La Coalition Article 64 pour la Défense de l’Ordre Constitutionnel (C64) a publié, le dimanche 14 juin 2026, un communiqué dans lequel elle revient sur les incidents survenus lors du sit-in organisé le 12 juin sur l’esplanade du Palais du Peuple à Kinshasa. La plateforme salue la mobilisation des Congolais ayant répondu à son appel à manifester et condamne ce qu’elle qualifie de « répression injustifiée et disproportionnée ».
Dans son communiqué, la coalition affirme que plusieurs dirigeants et militants de l’opposition auraient été victimes d’atteintes à leur sécurité et à leur intégrité physique. Elle dénonce également des actes de violence qu’elle attribue à un climat politique marqué, selon elle, par des discours de haine et d’intolérance.
La C64 accuse par ailleurs la Police nationale congolaise (PNC) ainsi que des militants identifiés comme membres des « Forces du Progrès » d’avoir réprimé brutalement des manifestants qu’elle présente comme pacifiques. La coalition réclame notamment la restitution des corps de personnes qui auraient été enlevées de la voie publique lors des événements.
Estimant que les droits fondamentaux ont été violés, la plateforme demande l’ouverture d’une enquête internationale, indépendante et crédible. Celle-ci devrait, selon elle, permettre d’identifier les auteurs, les commanditaires et les exécutants des violences afin d’établir les responsabilités et de garantir justice aux victimes.

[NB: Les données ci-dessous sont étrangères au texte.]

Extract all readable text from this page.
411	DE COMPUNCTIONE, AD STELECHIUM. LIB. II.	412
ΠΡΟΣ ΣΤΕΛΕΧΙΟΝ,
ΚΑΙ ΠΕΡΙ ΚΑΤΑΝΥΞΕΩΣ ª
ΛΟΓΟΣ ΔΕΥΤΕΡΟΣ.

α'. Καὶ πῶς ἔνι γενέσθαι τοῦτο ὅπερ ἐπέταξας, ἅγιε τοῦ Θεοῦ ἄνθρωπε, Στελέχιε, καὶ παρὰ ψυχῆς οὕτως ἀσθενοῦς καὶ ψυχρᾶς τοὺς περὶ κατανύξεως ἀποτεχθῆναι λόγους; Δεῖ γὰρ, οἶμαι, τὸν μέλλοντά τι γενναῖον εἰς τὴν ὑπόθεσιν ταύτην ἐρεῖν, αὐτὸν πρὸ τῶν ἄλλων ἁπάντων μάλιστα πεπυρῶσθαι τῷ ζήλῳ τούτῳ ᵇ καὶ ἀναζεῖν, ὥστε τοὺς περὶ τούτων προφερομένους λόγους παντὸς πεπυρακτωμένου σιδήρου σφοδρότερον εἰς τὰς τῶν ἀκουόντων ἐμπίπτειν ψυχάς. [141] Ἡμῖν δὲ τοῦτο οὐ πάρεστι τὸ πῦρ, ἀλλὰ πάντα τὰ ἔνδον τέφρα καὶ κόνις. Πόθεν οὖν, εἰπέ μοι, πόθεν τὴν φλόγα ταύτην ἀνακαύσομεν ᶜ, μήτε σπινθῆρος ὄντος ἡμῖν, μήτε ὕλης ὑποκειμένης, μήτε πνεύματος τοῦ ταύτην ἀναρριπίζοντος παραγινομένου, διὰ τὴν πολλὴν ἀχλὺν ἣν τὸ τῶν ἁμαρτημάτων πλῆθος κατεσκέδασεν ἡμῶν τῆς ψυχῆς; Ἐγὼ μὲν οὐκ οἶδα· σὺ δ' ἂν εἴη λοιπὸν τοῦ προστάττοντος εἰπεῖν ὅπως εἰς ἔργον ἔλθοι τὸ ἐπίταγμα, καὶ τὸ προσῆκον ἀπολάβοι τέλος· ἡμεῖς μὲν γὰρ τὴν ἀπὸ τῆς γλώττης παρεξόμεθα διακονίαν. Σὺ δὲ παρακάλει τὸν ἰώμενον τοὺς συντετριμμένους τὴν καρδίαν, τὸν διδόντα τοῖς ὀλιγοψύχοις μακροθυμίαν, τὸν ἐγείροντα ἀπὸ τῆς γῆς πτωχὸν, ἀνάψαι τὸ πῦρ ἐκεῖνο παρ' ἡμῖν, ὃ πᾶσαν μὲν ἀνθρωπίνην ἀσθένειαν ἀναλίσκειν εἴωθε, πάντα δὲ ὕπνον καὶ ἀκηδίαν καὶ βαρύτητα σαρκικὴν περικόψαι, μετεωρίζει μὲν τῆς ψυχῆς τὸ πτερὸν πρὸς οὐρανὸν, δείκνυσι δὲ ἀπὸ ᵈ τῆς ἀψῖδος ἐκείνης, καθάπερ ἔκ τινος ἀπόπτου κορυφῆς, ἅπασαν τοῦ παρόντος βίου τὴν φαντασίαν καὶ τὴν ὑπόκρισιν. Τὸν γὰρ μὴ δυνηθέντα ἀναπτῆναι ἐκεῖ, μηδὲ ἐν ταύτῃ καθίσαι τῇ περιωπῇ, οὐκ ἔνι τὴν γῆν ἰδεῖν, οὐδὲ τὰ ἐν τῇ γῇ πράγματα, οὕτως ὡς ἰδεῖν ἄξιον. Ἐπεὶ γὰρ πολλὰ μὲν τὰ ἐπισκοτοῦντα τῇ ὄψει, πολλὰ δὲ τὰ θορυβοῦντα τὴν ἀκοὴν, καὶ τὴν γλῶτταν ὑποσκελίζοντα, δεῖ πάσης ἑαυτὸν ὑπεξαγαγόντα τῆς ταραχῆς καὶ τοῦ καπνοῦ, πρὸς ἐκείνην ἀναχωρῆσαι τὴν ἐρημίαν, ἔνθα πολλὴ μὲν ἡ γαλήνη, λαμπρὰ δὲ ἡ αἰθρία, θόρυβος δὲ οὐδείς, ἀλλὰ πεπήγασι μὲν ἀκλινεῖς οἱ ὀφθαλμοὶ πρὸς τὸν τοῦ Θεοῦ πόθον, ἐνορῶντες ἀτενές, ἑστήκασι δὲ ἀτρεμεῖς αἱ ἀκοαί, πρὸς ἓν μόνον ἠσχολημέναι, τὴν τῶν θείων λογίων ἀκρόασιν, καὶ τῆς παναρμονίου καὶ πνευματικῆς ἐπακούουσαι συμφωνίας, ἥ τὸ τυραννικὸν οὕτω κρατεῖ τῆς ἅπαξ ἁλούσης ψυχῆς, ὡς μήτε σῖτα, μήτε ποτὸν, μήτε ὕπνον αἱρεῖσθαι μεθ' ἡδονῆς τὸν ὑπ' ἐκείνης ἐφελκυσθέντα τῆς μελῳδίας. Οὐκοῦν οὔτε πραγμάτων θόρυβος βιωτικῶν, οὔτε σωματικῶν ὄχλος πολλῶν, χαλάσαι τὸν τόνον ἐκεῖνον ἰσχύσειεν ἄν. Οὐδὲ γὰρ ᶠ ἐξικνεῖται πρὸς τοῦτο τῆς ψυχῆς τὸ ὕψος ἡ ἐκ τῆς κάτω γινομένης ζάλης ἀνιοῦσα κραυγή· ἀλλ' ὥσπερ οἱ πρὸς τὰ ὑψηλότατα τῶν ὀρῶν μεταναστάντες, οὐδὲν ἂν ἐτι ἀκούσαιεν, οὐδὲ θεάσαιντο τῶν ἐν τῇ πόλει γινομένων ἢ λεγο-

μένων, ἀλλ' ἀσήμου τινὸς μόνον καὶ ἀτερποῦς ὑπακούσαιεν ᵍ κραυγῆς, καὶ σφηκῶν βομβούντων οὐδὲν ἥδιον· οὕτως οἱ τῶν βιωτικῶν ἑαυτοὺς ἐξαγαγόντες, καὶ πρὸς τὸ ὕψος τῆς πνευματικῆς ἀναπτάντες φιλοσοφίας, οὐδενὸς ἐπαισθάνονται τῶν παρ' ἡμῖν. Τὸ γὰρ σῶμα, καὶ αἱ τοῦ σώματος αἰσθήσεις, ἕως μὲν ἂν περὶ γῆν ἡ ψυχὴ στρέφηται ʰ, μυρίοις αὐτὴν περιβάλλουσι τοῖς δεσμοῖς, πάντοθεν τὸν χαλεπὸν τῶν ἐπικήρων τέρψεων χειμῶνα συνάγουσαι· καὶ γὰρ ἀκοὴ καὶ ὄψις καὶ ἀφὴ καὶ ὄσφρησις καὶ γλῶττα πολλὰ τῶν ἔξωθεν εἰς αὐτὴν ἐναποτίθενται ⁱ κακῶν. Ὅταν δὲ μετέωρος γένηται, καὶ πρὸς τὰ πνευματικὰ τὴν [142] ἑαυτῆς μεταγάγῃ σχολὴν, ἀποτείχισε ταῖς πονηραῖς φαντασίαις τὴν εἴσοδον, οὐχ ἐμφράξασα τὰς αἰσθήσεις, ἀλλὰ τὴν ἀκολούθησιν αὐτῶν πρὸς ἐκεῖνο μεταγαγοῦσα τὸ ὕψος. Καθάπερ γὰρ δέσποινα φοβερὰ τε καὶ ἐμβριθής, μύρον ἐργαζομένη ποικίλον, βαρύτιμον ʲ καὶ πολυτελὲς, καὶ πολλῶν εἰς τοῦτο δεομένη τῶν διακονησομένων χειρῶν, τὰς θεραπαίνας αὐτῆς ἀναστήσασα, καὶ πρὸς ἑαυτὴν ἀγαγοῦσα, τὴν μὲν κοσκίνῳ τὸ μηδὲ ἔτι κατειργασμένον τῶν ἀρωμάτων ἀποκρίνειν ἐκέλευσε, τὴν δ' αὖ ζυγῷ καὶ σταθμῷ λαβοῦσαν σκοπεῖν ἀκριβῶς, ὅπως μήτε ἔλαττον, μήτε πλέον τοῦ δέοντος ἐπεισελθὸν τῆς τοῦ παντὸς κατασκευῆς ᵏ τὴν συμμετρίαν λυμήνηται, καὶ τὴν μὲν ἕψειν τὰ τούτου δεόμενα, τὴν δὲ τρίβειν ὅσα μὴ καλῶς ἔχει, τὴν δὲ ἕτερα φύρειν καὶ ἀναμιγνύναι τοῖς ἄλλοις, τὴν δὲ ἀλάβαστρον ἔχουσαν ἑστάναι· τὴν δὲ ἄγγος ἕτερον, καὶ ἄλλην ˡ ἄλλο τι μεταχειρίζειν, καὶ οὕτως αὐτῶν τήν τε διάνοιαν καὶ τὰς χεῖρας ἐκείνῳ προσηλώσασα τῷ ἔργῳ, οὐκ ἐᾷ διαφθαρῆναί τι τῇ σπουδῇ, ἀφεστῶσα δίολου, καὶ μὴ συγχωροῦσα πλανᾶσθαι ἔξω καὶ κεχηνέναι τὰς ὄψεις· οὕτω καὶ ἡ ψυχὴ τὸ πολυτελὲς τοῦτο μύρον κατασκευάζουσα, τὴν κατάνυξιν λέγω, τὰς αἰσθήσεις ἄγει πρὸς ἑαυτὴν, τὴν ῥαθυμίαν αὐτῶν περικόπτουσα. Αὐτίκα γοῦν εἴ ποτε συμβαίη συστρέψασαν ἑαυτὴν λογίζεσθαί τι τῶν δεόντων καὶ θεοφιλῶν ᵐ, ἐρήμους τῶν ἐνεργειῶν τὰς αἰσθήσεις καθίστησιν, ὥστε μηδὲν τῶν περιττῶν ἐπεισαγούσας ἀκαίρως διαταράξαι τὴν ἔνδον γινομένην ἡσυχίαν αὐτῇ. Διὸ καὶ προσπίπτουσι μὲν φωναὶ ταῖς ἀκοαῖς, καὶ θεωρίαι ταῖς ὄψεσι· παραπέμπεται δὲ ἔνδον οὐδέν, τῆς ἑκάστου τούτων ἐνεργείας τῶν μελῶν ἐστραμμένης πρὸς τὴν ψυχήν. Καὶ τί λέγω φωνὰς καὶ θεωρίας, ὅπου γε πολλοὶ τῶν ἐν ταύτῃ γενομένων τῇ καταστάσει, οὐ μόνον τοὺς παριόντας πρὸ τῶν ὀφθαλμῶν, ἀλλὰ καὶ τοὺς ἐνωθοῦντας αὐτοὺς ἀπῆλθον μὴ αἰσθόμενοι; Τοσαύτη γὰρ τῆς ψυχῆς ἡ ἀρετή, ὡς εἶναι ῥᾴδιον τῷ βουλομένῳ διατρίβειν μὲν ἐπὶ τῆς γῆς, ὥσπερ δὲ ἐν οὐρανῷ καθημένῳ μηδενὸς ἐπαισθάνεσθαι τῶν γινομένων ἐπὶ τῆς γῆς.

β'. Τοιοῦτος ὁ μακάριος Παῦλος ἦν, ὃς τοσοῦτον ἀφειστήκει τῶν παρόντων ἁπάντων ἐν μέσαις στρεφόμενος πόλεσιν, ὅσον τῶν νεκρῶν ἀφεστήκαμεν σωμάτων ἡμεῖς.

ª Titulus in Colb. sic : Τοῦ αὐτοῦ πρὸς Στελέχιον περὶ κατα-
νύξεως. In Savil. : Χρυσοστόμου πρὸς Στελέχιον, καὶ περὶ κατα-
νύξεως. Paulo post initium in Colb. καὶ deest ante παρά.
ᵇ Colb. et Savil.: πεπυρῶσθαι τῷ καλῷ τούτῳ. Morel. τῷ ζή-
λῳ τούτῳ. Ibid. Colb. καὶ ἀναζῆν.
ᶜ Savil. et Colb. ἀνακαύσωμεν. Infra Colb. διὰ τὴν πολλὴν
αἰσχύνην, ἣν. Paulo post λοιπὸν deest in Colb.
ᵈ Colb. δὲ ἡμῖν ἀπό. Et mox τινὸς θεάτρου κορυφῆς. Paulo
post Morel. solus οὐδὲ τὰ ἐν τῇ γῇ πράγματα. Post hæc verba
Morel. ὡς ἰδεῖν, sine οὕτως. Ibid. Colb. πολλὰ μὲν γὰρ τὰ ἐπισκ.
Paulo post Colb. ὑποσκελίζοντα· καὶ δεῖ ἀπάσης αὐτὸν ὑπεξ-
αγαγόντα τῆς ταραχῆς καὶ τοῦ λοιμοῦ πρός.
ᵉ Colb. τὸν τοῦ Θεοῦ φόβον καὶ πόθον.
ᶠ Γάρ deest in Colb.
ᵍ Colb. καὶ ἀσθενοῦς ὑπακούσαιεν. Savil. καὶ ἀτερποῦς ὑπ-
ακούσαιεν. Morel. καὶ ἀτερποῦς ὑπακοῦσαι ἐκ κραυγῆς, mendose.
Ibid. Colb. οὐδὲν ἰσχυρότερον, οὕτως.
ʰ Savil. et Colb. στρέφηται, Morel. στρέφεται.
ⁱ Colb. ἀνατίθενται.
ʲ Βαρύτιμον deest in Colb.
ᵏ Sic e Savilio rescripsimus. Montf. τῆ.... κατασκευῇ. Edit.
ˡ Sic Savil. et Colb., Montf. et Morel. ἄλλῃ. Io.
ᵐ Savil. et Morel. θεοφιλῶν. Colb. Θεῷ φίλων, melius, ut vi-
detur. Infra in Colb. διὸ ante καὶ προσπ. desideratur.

La coalition appelle également le Sénat à faire preuve de vigilance face à toute initiative susceptible, selon elle, de remettre en cause les dispositions constitutionnelles en vigueur. Elle estime que les institutions ont la responsabilité de préserver l’ordre constitutionnel et la stabilité du pays.
La C64 annonce, en outre, la tenue d’une réunion d’évaluation prévue le 16 juin 2026. À l’issue de cette rencontre, elle promet de rendre publiques ses conclusions ainsi que les prochaines actions qu’elle entend mener dans le cadre de la défense de la Constitution, des libertés publiques et de la souveraineté populaire.
Signé notamment par Martin Fayulu, Jean-Marc Kabund, Moïse Katumbi, Augustin Matata Ponyo et Delly Sesanga, le communiqué se conclut par un appel à la mobilisation de la population congolaise et de la diaspora, en référence à l’article 64 de la Constitution, jusqu’au rétablissement de ce que la coalition considère comme l’État de droit.